Ultrasonographic examination is essential for identifying any primary pathology responsible for the tenosynovitis, such as adhesions and complicating injuries of the digital flexor tendons (see Figure 69-8, A), the intersesamoidean ligament, or annular ligaments, and to document the staging of the condition.13 DFTS effusion may also accompany injury to the intrathecal part of the SDFT associated with a classic bowed tendon (see Chapter 69). However, intrathecal tendon injuries occur more commonly as focal core lesions in the DDFT (see Chapter 70) or as longitudinal tears of the SDFT, DDFT, or manica flexoria. DDFT tears usually involve the lateral or medial borders of the tendon in the forelimb; hence oblique ultrasonographic views can sometimes identify defects on these borders, although they are easily missed. Oblique images are also required to image the abaxial margins of the SDFT. Manica flexoria tears are more frequently seen in hindlimb tenosynovitis and are also easily missed using transverse ultrasonographic images because the tears are usually incomplete and located at the site of attachment of the manica flexoria to the SDFT. Recently, we have found that a midline longitudinal scan immediately proximal to the PSBs provides the best image for identifying instability and/or thickening of the manica flexoria that accompanies tears (Figure 74-3). However, negative ultrasonographic findings do not preclude a tear in the manica flexoria.

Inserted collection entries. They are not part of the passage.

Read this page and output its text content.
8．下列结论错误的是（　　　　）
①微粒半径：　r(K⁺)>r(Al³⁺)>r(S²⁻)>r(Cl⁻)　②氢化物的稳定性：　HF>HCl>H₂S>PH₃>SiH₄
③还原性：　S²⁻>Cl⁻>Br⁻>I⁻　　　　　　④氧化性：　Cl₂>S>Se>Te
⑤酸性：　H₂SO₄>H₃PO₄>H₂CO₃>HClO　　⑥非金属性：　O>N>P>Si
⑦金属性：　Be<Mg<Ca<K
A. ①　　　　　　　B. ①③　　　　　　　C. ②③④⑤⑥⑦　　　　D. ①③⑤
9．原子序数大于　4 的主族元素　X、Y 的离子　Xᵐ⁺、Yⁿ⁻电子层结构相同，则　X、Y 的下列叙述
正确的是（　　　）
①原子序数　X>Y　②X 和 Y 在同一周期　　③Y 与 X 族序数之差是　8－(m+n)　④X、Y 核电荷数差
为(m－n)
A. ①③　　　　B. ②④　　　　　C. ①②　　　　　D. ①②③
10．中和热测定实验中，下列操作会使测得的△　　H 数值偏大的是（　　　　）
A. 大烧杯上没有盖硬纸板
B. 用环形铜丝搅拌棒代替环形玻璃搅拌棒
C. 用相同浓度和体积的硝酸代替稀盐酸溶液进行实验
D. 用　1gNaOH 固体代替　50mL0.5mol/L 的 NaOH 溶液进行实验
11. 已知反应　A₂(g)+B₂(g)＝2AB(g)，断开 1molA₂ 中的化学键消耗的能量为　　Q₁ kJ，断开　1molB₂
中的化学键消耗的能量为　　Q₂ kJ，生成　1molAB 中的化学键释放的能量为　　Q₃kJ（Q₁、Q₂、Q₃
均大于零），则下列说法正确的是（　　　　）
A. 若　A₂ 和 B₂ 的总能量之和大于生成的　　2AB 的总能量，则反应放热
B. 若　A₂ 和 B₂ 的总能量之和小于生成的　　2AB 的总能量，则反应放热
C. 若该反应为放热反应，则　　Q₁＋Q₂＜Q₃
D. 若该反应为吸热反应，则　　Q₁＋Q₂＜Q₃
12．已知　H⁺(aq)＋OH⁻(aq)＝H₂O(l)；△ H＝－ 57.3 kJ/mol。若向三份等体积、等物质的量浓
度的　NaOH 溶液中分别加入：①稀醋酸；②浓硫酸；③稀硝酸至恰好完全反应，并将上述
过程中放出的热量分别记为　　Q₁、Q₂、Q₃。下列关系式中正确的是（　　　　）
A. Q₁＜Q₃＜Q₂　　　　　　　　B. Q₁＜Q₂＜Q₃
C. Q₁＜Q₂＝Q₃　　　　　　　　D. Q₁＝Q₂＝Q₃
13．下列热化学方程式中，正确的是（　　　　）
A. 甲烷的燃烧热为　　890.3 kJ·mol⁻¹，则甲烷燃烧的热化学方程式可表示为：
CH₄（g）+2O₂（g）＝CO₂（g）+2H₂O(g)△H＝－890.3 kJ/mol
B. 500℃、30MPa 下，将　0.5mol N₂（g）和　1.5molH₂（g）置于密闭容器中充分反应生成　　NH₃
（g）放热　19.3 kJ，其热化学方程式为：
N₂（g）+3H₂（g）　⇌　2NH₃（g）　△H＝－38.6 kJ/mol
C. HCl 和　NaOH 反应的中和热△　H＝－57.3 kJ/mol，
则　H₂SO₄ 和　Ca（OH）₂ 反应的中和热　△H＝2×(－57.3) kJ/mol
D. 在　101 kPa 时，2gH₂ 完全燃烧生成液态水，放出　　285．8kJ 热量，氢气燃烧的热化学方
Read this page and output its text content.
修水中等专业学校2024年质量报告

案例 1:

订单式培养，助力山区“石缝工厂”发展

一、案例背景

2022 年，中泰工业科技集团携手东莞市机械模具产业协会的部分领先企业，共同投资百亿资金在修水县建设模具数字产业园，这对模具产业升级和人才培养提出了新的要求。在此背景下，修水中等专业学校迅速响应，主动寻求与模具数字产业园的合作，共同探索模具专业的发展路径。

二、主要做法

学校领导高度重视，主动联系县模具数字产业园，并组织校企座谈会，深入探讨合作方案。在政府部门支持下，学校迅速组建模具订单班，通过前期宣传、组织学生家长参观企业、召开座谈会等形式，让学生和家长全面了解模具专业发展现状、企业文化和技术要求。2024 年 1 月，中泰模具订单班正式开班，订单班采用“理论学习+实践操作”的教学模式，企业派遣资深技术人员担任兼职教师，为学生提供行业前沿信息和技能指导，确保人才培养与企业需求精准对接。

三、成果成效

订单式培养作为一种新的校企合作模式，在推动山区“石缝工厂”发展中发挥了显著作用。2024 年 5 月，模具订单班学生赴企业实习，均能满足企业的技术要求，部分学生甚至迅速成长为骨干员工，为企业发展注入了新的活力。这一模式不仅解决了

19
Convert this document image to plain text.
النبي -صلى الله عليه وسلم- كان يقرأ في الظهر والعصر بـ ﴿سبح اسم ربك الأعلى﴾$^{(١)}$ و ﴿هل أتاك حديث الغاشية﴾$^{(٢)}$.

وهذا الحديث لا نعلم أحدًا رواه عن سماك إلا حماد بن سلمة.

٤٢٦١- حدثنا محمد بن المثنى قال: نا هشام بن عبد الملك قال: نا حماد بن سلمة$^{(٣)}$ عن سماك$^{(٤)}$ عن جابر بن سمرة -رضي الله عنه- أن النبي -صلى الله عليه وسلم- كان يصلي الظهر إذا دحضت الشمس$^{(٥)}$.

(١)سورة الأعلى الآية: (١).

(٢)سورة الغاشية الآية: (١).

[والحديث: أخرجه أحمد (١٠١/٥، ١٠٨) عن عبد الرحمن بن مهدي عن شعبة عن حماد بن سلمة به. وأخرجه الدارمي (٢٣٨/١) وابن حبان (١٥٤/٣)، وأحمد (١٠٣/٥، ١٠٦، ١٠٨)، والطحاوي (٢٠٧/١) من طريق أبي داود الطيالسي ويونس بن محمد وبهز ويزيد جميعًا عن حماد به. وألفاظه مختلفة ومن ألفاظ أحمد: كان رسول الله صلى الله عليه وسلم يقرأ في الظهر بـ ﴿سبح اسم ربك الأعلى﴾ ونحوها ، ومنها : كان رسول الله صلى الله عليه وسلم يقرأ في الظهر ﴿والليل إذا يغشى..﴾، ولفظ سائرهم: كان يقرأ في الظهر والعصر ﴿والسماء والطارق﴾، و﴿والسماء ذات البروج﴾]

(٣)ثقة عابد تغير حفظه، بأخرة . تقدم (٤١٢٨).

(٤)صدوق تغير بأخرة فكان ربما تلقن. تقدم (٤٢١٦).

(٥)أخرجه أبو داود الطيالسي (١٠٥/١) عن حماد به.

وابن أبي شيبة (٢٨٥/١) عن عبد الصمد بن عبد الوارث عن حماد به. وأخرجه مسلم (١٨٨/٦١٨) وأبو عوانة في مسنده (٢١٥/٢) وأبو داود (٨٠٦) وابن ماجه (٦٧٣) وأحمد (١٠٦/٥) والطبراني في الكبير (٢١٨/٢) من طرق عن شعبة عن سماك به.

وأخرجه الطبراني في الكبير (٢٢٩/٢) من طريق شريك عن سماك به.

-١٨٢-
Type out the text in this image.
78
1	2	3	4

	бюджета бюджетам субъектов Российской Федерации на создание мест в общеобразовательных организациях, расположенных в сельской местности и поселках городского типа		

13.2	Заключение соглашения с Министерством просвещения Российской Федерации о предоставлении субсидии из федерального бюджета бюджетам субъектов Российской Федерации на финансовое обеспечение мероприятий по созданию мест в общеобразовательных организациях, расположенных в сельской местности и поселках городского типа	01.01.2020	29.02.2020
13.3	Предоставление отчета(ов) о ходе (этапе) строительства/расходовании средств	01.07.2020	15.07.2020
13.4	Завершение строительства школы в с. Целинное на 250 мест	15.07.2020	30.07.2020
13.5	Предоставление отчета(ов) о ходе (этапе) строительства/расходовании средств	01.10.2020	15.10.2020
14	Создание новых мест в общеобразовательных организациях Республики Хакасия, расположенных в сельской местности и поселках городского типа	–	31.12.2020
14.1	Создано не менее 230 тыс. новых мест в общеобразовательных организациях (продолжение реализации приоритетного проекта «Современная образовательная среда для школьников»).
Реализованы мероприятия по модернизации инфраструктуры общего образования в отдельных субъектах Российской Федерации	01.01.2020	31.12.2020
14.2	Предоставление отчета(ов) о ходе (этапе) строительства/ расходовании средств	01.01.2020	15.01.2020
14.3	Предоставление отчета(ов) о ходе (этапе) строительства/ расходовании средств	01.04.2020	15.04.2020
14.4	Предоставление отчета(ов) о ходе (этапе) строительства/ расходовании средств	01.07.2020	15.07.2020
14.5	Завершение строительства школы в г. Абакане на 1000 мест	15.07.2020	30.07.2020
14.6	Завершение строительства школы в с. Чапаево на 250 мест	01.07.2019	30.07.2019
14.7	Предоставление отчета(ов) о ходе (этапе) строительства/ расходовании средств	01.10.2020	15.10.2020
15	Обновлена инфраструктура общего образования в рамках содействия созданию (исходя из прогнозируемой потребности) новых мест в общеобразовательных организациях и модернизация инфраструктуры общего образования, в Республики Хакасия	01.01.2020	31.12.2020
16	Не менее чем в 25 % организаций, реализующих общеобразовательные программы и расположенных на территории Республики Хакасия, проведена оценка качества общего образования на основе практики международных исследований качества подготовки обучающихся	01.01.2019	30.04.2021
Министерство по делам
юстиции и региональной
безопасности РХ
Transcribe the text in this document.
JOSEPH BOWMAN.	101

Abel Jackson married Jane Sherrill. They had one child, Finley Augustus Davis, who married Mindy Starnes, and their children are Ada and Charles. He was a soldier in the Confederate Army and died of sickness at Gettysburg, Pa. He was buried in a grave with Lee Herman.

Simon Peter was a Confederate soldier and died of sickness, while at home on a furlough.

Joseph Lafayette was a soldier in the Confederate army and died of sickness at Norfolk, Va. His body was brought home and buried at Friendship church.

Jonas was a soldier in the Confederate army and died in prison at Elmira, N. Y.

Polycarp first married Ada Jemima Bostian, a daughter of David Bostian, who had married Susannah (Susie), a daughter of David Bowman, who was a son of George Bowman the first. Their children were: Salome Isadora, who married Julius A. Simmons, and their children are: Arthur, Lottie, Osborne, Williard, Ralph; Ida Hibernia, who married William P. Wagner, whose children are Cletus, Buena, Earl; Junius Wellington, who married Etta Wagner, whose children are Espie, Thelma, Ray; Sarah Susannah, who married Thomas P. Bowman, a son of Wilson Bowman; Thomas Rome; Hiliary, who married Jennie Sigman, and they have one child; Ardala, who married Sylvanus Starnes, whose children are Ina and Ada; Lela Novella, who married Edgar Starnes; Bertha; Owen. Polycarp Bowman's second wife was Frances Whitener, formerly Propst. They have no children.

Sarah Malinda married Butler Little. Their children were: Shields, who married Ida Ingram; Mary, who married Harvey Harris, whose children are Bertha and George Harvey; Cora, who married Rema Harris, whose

Fig. 74-3 Longitudinal ultrasonographic images from the midline immediately proximal to the metatarsophalangeal joint (distal to the left). The left limb has a normal manica flexoria (arrow). In the right hindlimb, the manica flexoria is displaced from the dorsal surface of the deep digital flexor tendon and is thickened (arrow).
Ultrasonographically, tenosynovitis has three progressive stages.14 Symmetrical distention of the DFTS without evidence of synovial proliferation represents stage 1, or the effusive stage of synovitis. More pronounced, often asymmetrical distention of the proximal pouch, which feels firm on palpation and is accompanied by synovial proliferation, is stage 2. In stage 3 synovitis, extensive synovial proliferation occurs with or without adhesion formation in the sheath. Adhesions are manifest as echogenic material between the tendon and wall of the DFTS and can be more easily seen when fluid from marked distention provides negative contrast. Care must be taken to avoid undue pressure on the ultrasound transducer, which will obliterate this fluid from the field of view. However, the presence of adhesions can be easily overestimated with ultrasonography.